Thoughts on books, family, and life in one impressive package.

Title: The VacationersBook Review Image
Author: Emma Straub
ISBN: 9781594631573
No. of Pages: 304
Genre: Fiction
Origins: Riverhead Hardcover
Release Date: 29 May 2014
Bottom Line: Uncannily accurate portrayal of the difficulties of relationships and the rewards that come from them

The Vacationers by Emma StraubSynopsis:

“For the Posts, a two-week trip to the Balearic island of Mallorca with their extended family and friends is a celebration: Franny and Jim are observing their thirty-fifth wedding anniversary, and their daughter, Sylvia, has graduated from high school. The sunlit island, its mountains and beaches, its tapas and tennis courts, also promise an escape from the tensions simmering at home in Manhattan. But all does not go according to plan: over the course of the vacation, secrets come to light, old and new humiliations are experienced, childhood rivalries resurface, and ancient wounds are exacerbated.

This is a story of the sides of ourselves that we choose to show and those we try to conceal, of the ways we tear each other down and build each other up again, and the bonds that ultimately hold us together. With wry humor and tremendous heart, Emma Straub delivers a richly satisfying story of a family in the midst of a maelstrom of change, emerging irrevocably altered yet whole.”

Thoughts:  Families are the people who bring out the best and worst in you. They are the ones you cannot wait to see but also cannot wait to leave. Similarly, family vacations are something to be anticipated and dreaded. Any vacation is always worth some excitement, but even the happiest of families become somewhat fraught with tension after a period of time together. So, when The Vacationers opens up with the Post family in the throes of preparing for their two-week Mallorca vacation, one knows that the next two weeks are going to be anything but idyllic.

However, the troubles during the trip lie not in spending time together but rather the issues they brought with them onto the island.
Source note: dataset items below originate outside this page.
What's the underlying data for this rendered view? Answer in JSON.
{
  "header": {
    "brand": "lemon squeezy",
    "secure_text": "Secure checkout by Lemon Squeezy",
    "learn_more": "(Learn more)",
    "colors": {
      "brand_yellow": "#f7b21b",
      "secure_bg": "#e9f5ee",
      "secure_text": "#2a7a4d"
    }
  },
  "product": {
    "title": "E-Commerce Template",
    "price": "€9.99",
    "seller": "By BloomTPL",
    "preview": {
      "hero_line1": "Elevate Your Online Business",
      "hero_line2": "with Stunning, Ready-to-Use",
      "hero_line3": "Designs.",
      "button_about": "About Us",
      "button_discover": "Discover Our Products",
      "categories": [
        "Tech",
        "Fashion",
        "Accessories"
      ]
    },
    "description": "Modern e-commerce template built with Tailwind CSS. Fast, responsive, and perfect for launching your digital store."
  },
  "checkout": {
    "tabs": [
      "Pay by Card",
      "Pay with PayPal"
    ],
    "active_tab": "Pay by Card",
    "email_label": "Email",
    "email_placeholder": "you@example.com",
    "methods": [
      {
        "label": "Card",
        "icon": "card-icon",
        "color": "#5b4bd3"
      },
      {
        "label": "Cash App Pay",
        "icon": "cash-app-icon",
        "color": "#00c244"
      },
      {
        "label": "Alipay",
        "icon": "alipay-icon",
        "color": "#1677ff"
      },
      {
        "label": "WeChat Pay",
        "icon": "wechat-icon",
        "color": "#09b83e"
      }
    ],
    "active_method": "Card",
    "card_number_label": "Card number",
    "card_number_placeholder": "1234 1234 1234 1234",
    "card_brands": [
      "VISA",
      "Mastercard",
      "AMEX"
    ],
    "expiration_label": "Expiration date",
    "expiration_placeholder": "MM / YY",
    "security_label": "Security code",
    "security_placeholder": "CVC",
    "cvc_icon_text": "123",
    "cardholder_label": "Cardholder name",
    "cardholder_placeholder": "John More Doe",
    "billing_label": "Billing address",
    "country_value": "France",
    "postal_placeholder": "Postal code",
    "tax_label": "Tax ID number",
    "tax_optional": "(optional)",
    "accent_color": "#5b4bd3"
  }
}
Old jealousies arise between spouses and best friends. Sibling rivalry heats up even after years apart. Lingering doubts about compromises and other promises become prominent. Then there are the issues behind Jim’s sudden retirement. Without the distractions of everyday life, all of the little ills and hurts that the Posts ignore throughout the year suddenly come to the fore and require action that no one is quite willing to take.

Ms. Straub presents the highs and lows of families and vacations with uncanny accuracy. While the setting may be more luxurious than what most readers may experience, all readers will recognize the functional dysfunction of the Post family. Everything is there within the microcosm of the Posts: the desire for children to find their own place outside of their parents’ shadow competing with the children’s need for parental approval no matter what their age, the jealousy that comes from a best friend who is not a spouse, the hurts and harm one selfish action can have on the family proper, and more. She also showcases the love that binds them and keeps them together. Ms. Straub reminds readers that in even the most fractured relationships, love still finds a way to take its place alongside the hurt feelings.

Yet, at no point in time does Ms. Straub ever present family relationships as easy and foregone conclusions. Everyone on the Post family trip must work towards maintaining their relationship’s happiness. Some are willing to try more than others, and some make the decision to try not at all. In this way, what occurs during the vacation is very natural and normal and quite atypical for a novel. There is a universal quality to the narrative that belies the fictional elements of the story. While a reader does not necessarily become an unobserved member of the Post family, it is all too easy for readers to substitute their own family members into the narrative, making it less fictional and a bit more uncomfortably true to life.

When not discussing the Post family issues, Ms. Straub brings to life in exacting detail the beauty of Mallorca. The house in which the Posts stay is exquisitely described, as are each excursion around the island. The food Franny serves makes a reader’s mouth water, while everything from the breeze to the heat of the sun to the sound of the pool makes a reader desperately crave his or her own Mallorca vacation. It is a truly idyllic backdrop against which the Posts’ issues are that much more mundane.

The Vacationers is all about the trials and tribulations faced by families the world over. It is about the difficulties of marriage and whether couples are willing to stick it out through the tough times. It is about the changing nature of relationships and the willingness of each partner to compromise to make the other happy. Ms. Straub perfectly captures the frustrations and joys that come with being part of a family.